3) We found that the amount of investment income of CAN$XXXXXXXXXX shown on the Schedule "Foreign Income and Taxes Paid by Country" is different from the amount of US$XXXXXXXXXX x 1.4858 (or CAN$XXXXXXXXXX) shown on the Schedule "Allocation of Foreign Taxes to Foreign Income".
4) Based on the amounts shown on the Schedule "Allocation of Foreign Taxes to Foreign Income" and assuming that "rent and royalty" are royalties and are taxed under the Convention at a 10% rate, the equivalent to subsection 20(11) deduction should be CAN$XXXXXXXXXX (i.e., U.S. tax of US$XXXXXXXXXX minus 15% of US$XXXXXXXXXX and then multiply by 1.4858). The foreign tax credit should be CAN$XXXXXXXXXX. It should be noted that U.S. tax on rent from real property is not subject to subsection 20(11) of the Act and the U.S. tax rate on such rental income is not limited by the Convention to 10%. Therefore, one should not mix up rent with royalty for the purposes of computing foreign tax credit and the equivalent to the subsection 20(11) deduction.
5) To correctly compute foreign tax credit and the equivalent to the subsection 20(11) deduction, first you should allocate to each of the spouses income of each source, the itemized deductions, and personal exemption. Then, you should compute CitizenTax on each U.S. source income of the taxpayer. From there, you then compute the equivalent to the subsection 20(11) deduction for interest, dividends and royalties. Before computing the foreign tax credit, you should find out what is the AlienTax3 and Treaty Tax for each item of U.S. source income. For example, some type of U.S. investment income is not subject to U.S. tax if the owner is not a U.S. citizen and certain royalty may, under the Convention, be taxed in the U.S. at zero rate if the owner is not a U.S. citizen.
We trust you will find the above to be of assistance. If you have any questions regarding the above, please do not hesitate to contact Simon Leung at 952-4666.
For your information, a copy of this memorandum will be severed using the Access to Information Act criteria and placed in the Legislation Access Database (LAD) on the CCRA's mainframe computer. A severed copy will also be distributed to the commercial tax publishers for inclusion in their database. The severing process will remove all material that is not subject to disclosure including information that could disclose the identity of the taxpayer. Should your client request a copy of this memorandum, they can be provided with the LAD version or they may request a copy severed using the Privacy Act criteria which does not remove client identity. Request for this latter version should be made by you to Jackie Page at (819)994-2898. The severed copy will be sent to you for delivery to the client.
for Director
International and Trusts Division
Income Tax Rulings Directorate
Policy and Legislation Branch
ENDNOTES
1 As described in more detail in our paper entitled "Some Aspects of Taxation of U.S. Citizens Resident in Canada", CitizenTax on a particular item of income is the amount of tax which a U.S. citizen resident in Canada would have to pay to the U.S. under the Internal Revenue Code on that item of income before taking into account the provisions of the Convention.

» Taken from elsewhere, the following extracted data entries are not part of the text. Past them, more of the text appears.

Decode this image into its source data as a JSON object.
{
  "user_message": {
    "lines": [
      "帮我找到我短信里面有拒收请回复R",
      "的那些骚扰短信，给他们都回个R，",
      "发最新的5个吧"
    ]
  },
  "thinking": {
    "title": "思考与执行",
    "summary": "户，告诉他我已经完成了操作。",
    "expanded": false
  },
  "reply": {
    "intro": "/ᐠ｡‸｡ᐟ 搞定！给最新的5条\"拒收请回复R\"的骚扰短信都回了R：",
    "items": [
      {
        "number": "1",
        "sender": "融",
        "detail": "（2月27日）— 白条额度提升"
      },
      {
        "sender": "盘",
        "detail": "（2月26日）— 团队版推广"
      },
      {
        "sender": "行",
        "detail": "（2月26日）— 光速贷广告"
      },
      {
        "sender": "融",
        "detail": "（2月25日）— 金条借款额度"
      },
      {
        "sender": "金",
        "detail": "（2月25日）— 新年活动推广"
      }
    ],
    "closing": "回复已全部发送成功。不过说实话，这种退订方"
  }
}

2 As described in more detail in our paper entitled "Some Aspects of Taxation of U.S. Citizens Resident in Canada", TreatyTax on a particular item of income sourced to the U.S. in accordance with paragraph 3 of Article XXIV of the Convention is the amount of tax that the U.S. would be allowed to collect under the income provisions of the Convention if the recipient of the income were a Canadian resident for the purpose of the Convention but not a U.S. citizen.
3 As described in more detail in our paper entitled "Some Aspects of Taxation of U.S. Citizens Resident in Canada", AlienTax on a particular item of income is the amount of tax that a non-resident alien of the U.S. would have to pay under the Internal Revenue Code on that item of income which has been sourced to the U.S.